Fortitude is the capacity to resist the temptation to compromise hope and faith by transforming them – and thus destroying them – into empty optimism or into irrational faith. Fortitude is the capacity to say “no” when the world wants to hear “yes.”

… The third kind of fearlessness is to be found in the fully developed person, who rests within himself and loves life. The person who has overcome greed does not cling to any idol or any thing and hence has nothing to lose; he is rich because he is empty, he is strong because he is not the slave of his desires. He can let go of idols, irrational desires, and fantasies, because he is in full touch with reality, inside and outside himself. If such a person has reached full “enlightenment,” he is completely fearless. If he has moved toward his goal without having arrived, his fearlessness will also not be complete. But anyone who tries to move toward the state of being fully himself knows that whenever a new step toward fearlessness is made, a sense of strength and joy is awakened that is unmistakable. He feels as if a new phase of life had begun. He can feel the truth of Goethe’s lines: “I have put my house on nothing, that’s why the whole world is mine.” (Ich hab mein Haus auf nichts gestellt, deshalb gehört mir die ganze Welt.)

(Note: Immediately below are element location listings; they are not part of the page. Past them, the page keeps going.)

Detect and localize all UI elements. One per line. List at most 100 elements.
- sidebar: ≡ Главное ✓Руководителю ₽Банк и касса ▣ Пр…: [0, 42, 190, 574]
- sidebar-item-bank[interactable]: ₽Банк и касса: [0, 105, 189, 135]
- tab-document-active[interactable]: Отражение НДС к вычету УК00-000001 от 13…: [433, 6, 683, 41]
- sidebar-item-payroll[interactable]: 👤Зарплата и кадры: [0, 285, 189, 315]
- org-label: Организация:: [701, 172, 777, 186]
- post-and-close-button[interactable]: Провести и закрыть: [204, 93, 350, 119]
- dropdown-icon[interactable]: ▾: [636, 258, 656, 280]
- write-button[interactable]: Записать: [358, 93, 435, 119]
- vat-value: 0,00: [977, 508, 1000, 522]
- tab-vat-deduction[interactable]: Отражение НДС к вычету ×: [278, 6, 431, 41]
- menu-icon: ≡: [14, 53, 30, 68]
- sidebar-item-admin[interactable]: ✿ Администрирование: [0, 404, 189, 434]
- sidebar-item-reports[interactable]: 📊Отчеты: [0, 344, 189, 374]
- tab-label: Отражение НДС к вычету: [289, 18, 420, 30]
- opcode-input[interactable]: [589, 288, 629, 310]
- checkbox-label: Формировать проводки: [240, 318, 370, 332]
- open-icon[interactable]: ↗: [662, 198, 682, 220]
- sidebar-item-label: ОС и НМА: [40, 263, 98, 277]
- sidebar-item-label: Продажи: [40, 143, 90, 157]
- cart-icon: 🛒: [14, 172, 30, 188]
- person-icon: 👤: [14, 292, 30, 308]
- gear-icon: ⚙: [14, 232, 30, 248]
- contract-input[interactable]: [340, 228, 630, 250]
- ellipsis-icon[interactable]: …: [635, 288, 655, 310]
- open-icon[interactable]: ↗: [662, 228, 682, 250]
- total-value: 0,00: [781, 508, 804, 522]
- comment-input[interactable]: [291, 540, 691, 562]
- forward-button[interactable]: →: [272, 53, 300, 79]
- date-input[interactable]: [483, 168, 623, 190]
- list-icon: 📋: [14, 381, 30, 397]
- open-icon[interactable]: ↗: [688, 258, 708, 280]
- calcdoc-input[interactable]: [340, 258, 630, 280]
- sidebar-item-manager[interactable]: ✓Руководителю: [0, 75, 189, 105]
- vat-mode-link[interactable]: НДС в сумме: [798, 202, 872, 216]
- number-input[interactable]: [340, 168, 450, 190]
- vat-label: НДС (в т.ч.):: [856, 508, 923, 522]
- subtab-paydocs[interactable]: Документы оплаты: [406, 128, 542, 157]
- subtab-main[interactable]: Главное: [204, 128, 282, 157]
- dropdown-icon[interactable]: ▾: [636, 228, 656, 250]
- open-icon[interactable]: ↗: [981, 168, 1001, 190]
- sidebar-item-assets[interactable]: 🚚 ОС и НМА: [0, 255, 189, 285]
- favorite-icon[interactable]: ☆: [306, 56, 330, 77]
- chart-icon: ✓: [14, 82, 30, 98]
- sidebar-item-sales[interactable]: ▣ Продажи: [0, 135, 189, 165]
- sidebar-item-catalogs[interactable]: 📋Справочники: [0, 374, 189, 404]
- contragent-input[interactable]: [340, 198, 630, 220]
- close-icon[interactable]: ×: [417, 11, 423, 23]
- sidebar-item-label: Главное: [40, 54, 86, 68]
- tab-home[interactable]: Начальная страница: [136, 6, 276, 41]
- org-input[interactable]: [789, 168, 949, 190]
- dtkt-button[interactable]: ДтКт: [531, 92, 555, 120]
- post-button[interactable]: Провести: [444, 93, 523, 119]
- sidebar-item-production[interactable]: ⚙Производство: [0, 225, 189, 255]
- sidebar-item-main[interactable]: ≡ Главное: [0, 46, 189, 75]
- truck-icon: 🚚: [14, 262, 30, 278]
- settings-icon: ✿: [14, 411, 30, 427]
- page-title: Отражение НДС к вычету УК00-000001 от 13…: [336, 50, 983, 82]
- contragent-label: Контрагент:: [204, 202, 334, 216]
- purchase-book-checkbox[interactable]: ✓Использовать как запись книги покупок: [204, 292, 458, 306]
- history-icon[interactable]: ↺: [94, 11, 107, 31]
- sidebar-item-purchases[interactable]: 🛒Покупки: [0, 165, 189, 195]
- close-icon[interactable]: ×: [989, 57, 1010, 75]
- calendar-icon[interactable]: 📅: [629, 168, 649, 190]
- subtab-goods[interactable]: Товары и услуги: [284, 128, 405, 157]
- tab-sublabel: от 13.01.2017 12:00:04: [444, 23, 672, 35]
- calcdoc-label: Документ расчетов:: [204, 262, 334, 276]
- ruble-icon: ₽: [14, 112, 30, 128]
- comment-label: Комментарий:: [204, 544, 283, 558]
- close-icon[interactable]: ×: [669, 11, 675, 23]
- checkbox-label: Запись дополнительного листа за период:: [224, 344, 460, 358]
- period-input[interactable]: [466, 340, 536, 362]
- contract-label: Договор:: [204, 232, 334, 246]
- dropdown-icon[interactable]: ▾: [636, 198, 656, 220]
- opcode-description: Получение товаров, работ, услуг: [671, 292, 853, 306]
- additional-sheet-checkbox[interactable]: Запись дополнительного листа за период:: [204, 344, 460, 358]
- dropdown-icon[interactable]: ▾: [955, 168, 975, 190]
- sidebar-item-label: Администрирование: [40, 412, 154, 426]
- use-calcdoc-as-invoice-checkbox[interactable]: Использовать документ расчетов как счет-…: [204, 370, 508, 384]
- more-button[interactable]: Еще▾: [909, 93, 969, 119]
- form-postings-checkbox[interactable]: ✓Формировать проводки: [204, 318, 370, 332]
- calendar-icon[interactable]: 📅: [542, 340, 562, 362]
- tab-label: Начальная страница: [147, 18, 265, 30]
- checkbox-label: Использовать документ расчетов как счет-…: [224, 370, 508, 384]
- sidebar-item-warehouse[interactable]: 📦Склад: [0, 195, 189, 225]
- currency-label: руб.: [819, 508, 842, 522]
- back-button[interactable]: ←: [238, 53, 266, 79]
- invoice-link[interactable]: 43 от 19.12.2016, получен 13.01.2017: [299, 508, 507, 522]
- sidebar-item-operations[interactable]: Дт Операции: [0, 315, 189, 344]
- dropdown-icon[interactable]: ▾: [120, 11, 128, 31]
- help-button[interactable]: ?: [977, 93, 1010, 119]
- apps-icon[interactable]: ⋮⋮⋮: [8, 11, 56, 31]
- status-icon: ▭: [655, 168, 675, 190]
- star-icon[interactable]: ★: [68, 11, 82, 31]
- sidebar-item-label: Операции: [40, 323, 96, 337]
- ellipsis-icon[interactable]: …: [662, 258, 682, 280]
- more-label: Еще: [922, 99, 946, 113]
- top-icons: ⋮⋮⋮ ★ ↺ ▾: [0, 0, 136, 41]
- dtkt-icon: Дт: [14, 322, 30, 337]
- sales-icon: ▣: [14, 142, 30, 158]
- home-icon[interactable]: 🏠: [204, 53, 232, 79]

Hope and faith, being essential qualities of life, are by their very nature moving in the direction of transcending the status quo, individually and socially. It is one of the qualities of all life that it is in a constant process of change and never remains the same at any given moment. Life that stagnates tends to die; if the stagnation is complete, death has occurred. It follows that life in its moving quality tends to break out of and to overcome the status quo. We grow either stronger or weaker, wiser or more foolish, more courageous or more cowardly. Every second is a moment of decision, for the better or the worse. We feed our sloth, greed, or hate, or we starve it. The more we feed it, the stronger it grows; the more we starve it, the weaker it becomes.

What holds true for the individual holds true for a society. It is never static; if it does not grow, it decays; if it does not transcend the status quo for the better; it changes for the worse. Often we, the individual or the people who make up a society, have the illusion we could stand still and not alter the given situation in the one or the other direction. This is one of the most dangerous illusions. The moment we stand still, we begin to decay.


excerpt from: Erich Fromm (1968) The Revolution of Hope.